De nombreux insectes sauteurs produisent des brochosomes – des microparticules qu’ils étalent sur leurs ailes et leurs œufs. Ces particules ont une structure microscopique très complexe qui les rend super hydrophobique – c.-à-d. qui repoussent l’eau afin de maintenir au sec les ailes et les œufs. Mais des ingénieurs de l’université Penn State soupçonnaient que ces microparticules procuraient un autre avantage encore inconnu.

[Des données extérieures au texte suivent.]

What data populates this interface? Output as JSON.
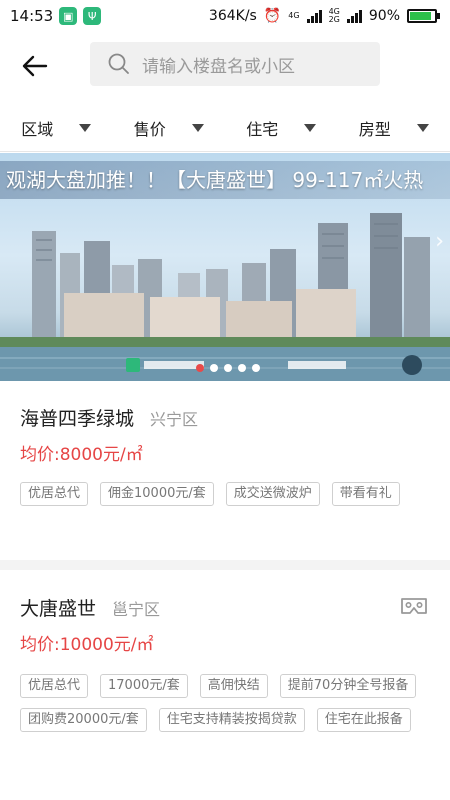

Ils avaient noté la similarité entre les brochosomes des insectes et les microsphères synthétiques qu’ils avaient eux-mêmes conçues en laboratoire. Ces microsphères étaient percées de trous minuscules faisant la même taille que la longueur d’onde de la lumière. Par conséquent, ce matériau peut capturer jusqu’à 99% de la lumière en l’empêchant de réfléchir à sa surface.

La ressemblance structurelle incita ces ingénieurs à étudier ces microparticules avec une simulation de la vision des insectes. Il devint alors évident que la couche de brochosomes hydrofuges agissait aussi comme un « dispositif de camouflage » de haute technologie, rendant ces insectes et leurs œufs invisibles aux prédateurs.

Les matériaux synthétiques développés en laboratoire avaient demandé « un processus plutôt complexe en cinq étapes impliquant un dépôt électrochimique » (Penn State News, novembre 2017). Cependant, sans aucun équipement de laboratoire ni aucune équipe scientifique, ces insectes sauteurs accomplissent cette prouesse technologique au quotidien – en utilisant une méthode défensive que l’humanité commence seulement à découvrir.

Une vitrine technologique

L’humanité est très intelligente et nos réalisations technologiques sont impressionnantes ! Mais notre capacité à concevoir et à innover n’est que le reflet de l’intelligence de notre Concepteur, dont les merveilles d’ingénierie sont visibles tout autour de nous si nous faisons l’effort de les identifier.

La prochaine fois que vous verrez un petit insecte sauter de feuille en feuille, prenez le temps d’apprécier ce que vous voyez vraiment : un exemple remarquable de design et de technologie de pointe, ainsi qu’un rappel que le grand Ingénieur de la vie a beaucoup de choses à nous enseigner.